A book review for parents
This first teen-life book in the "Diary of a Teenage Girl: Maya" series by Melody Carlson is published by Multnomah Books.
Not-So-Simple Life is written for kids ages 16 to 18. The age range reflects readability and not necessarily content appropriateness.
Fifteen-year-old Maya Stark, daughter of the famed '80s singer Nick Stark, lives with her alcoholic, drug-addicted mother. Her father, who is traveling the world to revive his career, has little idea of the struggles she faces or the depth of her desire to become emancipated from her family. Despite her disdain for the fashion industry, Maya lands several jobs in high-end retail and modeling. She plans to divorce herself from her parents and prove herself legally and financially worthy to become independent at age 16. Maya hits a turning point when her mother is arrested on drug charges, and her Uncle Allen and Cousin Kim invite her to live with them.

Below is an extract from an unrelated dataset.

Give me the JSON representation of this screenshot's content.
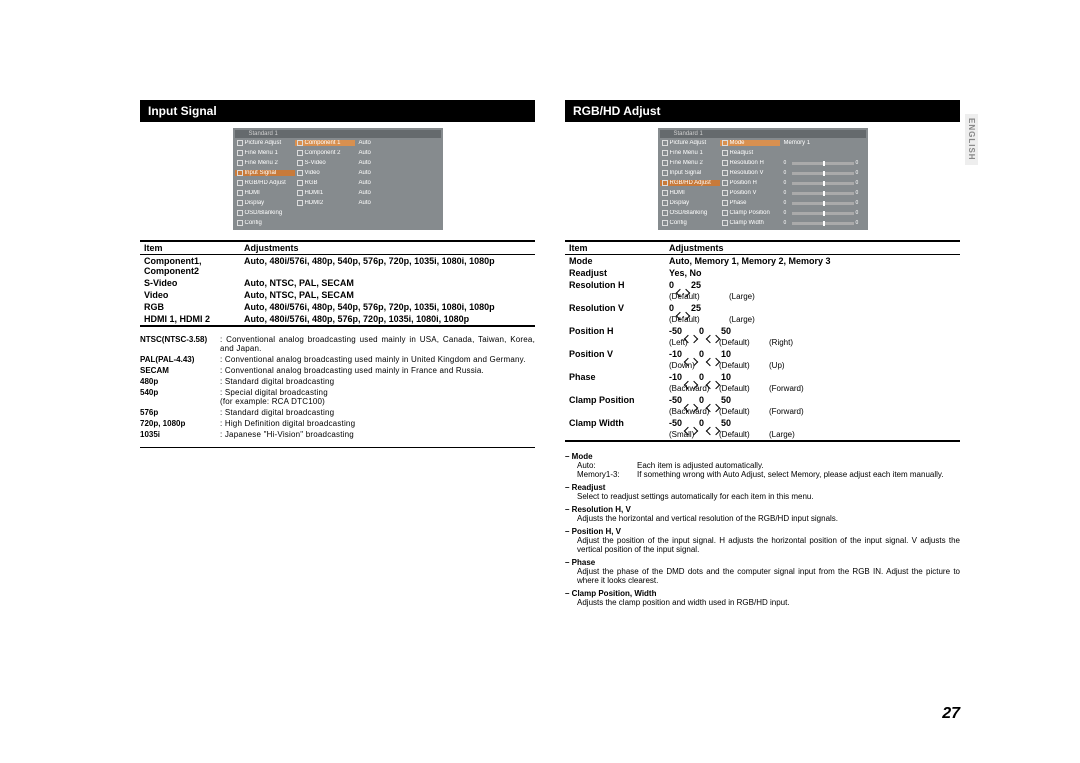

In the comfort of their “normal” home, a depressed and suicidal Maya finds God and begins a new life serving Him.
Maya's grandmother takes her to church when she's young, but Grandma Carolina's death leaves Maya angry and skeptical about God. Maya's cousin, Kim, and uncle, Allen, are Christians. Kim urges Maya to keep a journal, ask Jesus into her heart and begin meeting with the youth pastor's wife weekly. Kim's youth pastor encourages Maya's difficult questions about God and assures her He is big enough to handle them. Maya accepts Christ and discovers a sense of peace and belonging that she's not known before.
Maya's mother, Shannon, is an alcoholic and a drug addict who frequently disappears for days at a time, fails to pay bills, physically and verbally abuses her daughter, squanders child support and steals the money Maya earns at her job. Maya's dad is too busy to be bothered by a teenage daughter, though he does step in to help when Shannon is arrested on drug charges. Maya's bosses in the fashion/modeling industry are harsh and snooty. Maya's uncle and older cousin, Kim, invite her into their home when she has nowhere else to go and offer kindness and patience — as well as God's love.
Other Belief Systems
When Maya does something nice for her photographers, she mentions feeling good, "kind of like karma." At the end of each of Maya's journal entries, she puts in a "green tip." Maya's a vegan and into saving the earth. Throughout the book, the author seems to have an environmental agenda. At the very end, Maya does come to the conclusion that God (the Creator of the earth) comes first, not the planet.
The word crap appears a few times.
A couple of the girls Maya meets in the fashion/modeling industry live with their boyfriends. Maya mentions that there are some sleazy people in the modeling industry who want to take advantage of young talent.
If your children have read this book or someone has read it to them, consider these discussion topics:
- Maya often lies to her mom and even engages in some illegal activities, such as driving without a license.
Do you think her behavior is justified under the circumstances?
- Maya's dad didn't seem as volatile a parent as her mom.
What do you think about the decisions he made to pursue his career?
- What do you think about Campbell and Em living with their boyfriends?
Some couples think that's the best way to get to know their partner before marriage. Do you agree?
What does the Bible say?
- Maya feels as though she's "sold her soul" by working for the fashion industry.
Have you ever done anything that went against your core beliefs?
Why did you do it? How did it feel?
- Maya says she thinks she gave her life to God when she was younger, then she sort of took it back.
Have you ever felt like that?
- Does God ever give up on you or forbid you from returning to Him?
- Do you think Maya should carry on with her emancipation plan?
What other options might she pursue?
- Maya accepted Christ toward the end of the book. She still needs guidance on how to live.
Whom should she see to continue the healing process?
- Maya home schools herself.
Is this possible without parental support? Explain.
- What kinds of government policies are in place to keep kids from home schooling themselves?
- How do you picture home schooling?
- Many home-schooled kids win top academic awards and scholarships.
Do you think they do it all on their own?
- What kind of support do most home-schoolers receive from parents and others?
Note: Other series characters include Caitlin, Chloe and Kim.
Book reviews cover the content, themes and worldviews of fiction books, not their literary merit, and equip parents to decide whether a book is appropriate for their children. A book's inclusion does not constitute an endorsement by Focus on the Family.